John Tyler was the tenth president of the United States.

Born in Greenway, Charles City County, Virginia, on March 29, 1790, he was elected to the U.S. House of Representatives in 1816, serving until 1821. He also served as Governor of Virginia from 1825-1827 and as a U.S. Senator from 1827-1836, including a stint as President Pro Tempore from March-December 1835. In 1840 he was elected Vice President on the Whig ticket with William Henry Harrison under the slogan "Tippecanoe and Tyler Too." Upon Harrison's death in April 1841, Tyler succeeded to the Presidency. But his frequent use of the veto alienated key members of the Whig party; by the end of his term he was a President without a party. At the outbreak of the Civil War, he sided with the Confederacy and was elected to the Confederate House of Representatives.
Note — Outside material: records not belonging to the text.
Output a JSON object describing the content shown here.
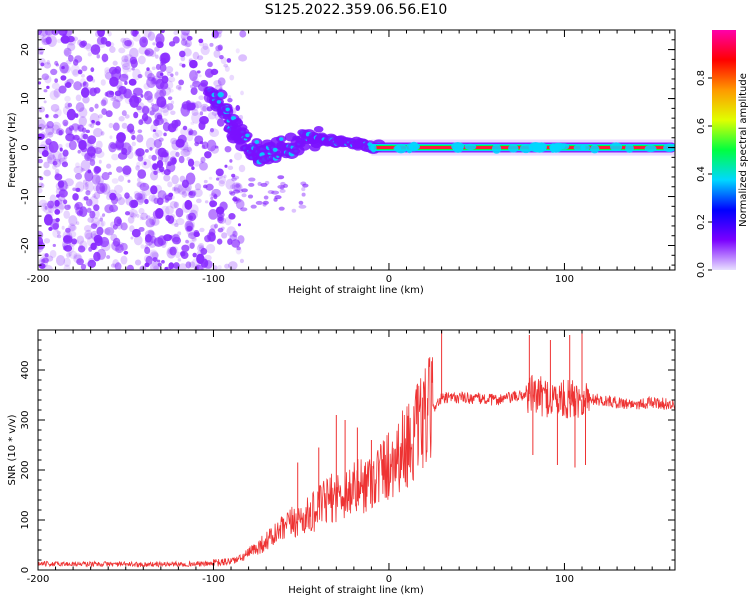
{
  "title": "S125.2022.359.06.56.E10",
  "colors": {
    "snr_line": "#ee3333",
    "track_outer": "#7a10ff",
    "track_mid": "#00d8ff",
    "track_core": "#ff1a3c",
    "noise": "#8a2cff"
  },
  "chart_data": [
    {
      "type": "heatmap",
      "title": "S125.2022.359.06.56.E10",
      "xlabel": "Height of straight line (km)",
      "ylabel": "Frequency (Hz)",
      "xlim": [
        -200,
        163
      ],
      "ylim": [
        -25,
        24
      ],
      "x_ticks": [
        -200,
        -100,
        0,
        100
      ],
      "x_tick_labels": [
        "-200",
        "-100",
        "0",
        "100"
      ],
      "y_ticks": [
        -20,
        -10,
        0,
        10,
        20
      ],
      "y_tick_labels": [
        "-20",
        "-10",
        "0",
        "10",
        "20"
      ],
      "colorbar": {
        "label": "Normalized spectral amplitude",
        "range": [
          0,
          1
        ],
        "ticks": [
          0,
          0.2,
          0.4,
          0.6,
          0.8
        ],
        "tick_labels": [
          "0.0",
          "0.2",
          "0.4",
          "0.6",
          "0.8"
        ],
        "stops": [
          "#e8e0ff",
          "#7a00ff",
          "#0000ff",
          "#00d8ff",
          "#00ff40",
          "#e0ff00",
          "#ff9900",
          "#ff0000",
          "#ff00aa"
        ]
      },
      "features": {
        "noise_region_x": [
          -200,
          -95
        ],
        "noise_frequency_range": [
          -25,
          24
        ],
        "descending_track": [
          [
            -103,
            12
          ],
          [
            -95,
            8
          ],
          [
            -88,
            4
          ],
          [
            -82,
            1
          ],
          [
            -75,
            -1
          ],
          [
            -68,
            -1
          ],
          [
            -60,
            0
          ],
          [
            -50,
            1
          ],
          [
            -42,
            2
          ],
          [
            -35,
            1.5
          ],
          [
            -25,
            1
          ],
          [
            -15,
            0.5
          ],
          [
            -5,
            0
          ]
        ],
        "steady_signal": {
          "x_start": -10,
          "x_end": 163,
          "frequency": 0
        }
      }
    },
    {
      "type": "line",
      "xlabel": "Height of straight line (km)",
      "ylabel": "SNR (10 * v/v)",
      "xlim": [
        -200,
        163
      ],
      "ylim": [
        0,
        480
      ],
      "x_ticks": [
        -200,
        -100,
        0,
        100
      ],
      "x_tick_labels": [
        "-200",
        "-100",
        "0",
        "100"
      ],
      "y_ticks": [
        0,
        100,
        200,
        300,
        400
      ],
      "y_tick_labels": [
        "0",
        "100",
        "200",
        "300",
        "400"
      ],
      "series": [
        {
          "name": "SNR",
          "x": [
            -200,
            -180,
            -160,
            -140,
            -120,
            -105,
            -95,
            -85,
            -75,
            -65,
            -55,
            -45,
            -35,
            -25,
            -15,
            -5,
            5,
            15,
            20,
            25,
            30,
            40,
            50,
            60,
            70,
            80,
            90,
            100,
            110,
            120,
            130,
            140,
            150,
            163
          ],
          "values": [
            12,
            12,
            12,
            11,
            12,
            12,
            15,
            22,
            45,
            70,
            95,
            110,
            140,
            155,
            170,
            195,
            230,
            270,
            300,
            325,
            342,
            345,
            343,
            340,
            345,
            352,
            345,
            340,
            345,
            340,
            335,
            332,
            335,
            330
          ]
        }
      ],
      "spikes": [
        {
          "x": -52,
          "value": 215
        },
        {
          "x": -40,
          "value": 245
        },
        {
          "x": -30,
          "value": 310
        },
        {
          "x": -25,
          "value": 300
        },
        {
          "x": -18,
          "value": 285
        },
        {
          "x": -10,
          "value": 260
        },
        {
          "x": 30,
          "value": 480
        },
        {
          "x": 80,
          "value": 470
        },
        {
          "x": 82,
          "value": 230
        },
        {
          "x": 92,
          "value": 460
        },
        {
          "x": 96,
          "value": 210
        },
        {
          "x": 103,
          "value": 470
        },
        {
          "x": 106,
          "value": 205
        },
        {
          "x": 110,
          "value": 480
        },
        {
          "x": 112,
          "value": 210
        }
      ]
    }
  ]
}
But before he could take his seat, he died on January 18, 1862.

In 1813 Tyler married his first wife, Letitia Christian; they had four daughters and three sons to live to adulthood. In September 1842 Letitia died of a stroke at the White House. Tyler then married Julia Gardiner in 1844; they had five sons and two daughters.

Tyler had more children than any other U.S. President. As of 2014, he is the earliest President to have living grandchildren (Lyon Gardiner Tyler, Jr., and Harrison Ruffin Tyler).